Copper prices are not expected to maintain their January level, and indeed dipped back below USD 9,000 in the first two weeks of February. Over 2023 as a whole, copper prices are expected to average slightly above USD 8,000 per ton, below their 2022 average, dampened by waning economic momentum in developed economies. Together with a likely contraction in Chilean economic activity and high social spending demands, this will lead to the fiscal balance slipping into deficit in 2023.
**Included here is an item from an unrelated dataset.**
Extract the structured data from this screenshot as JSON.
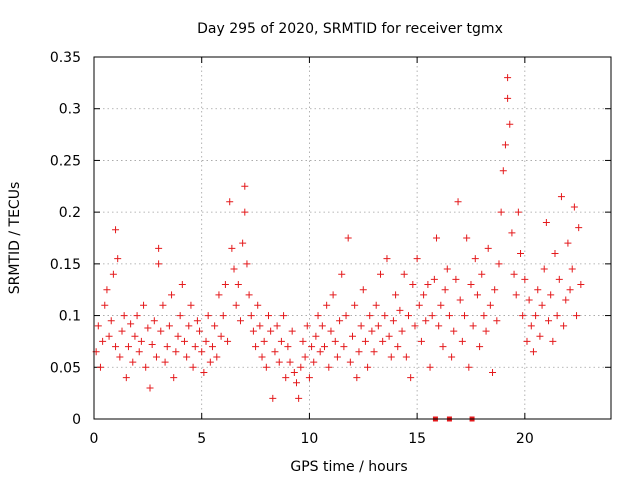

Regarding copper output, uncertainty is being generated by an updated mining royalty bill currently in Congress and the lack of clarity over mining regulation in the future constitution. Moreover, President Boric’s government is prioritizing the environment over boosting copper output, as evidenced by the recent decision to reject the USD 2.5 billion Dominga mine project. That said, Chile will remain the world’s largest copper producer for the foreseeable future.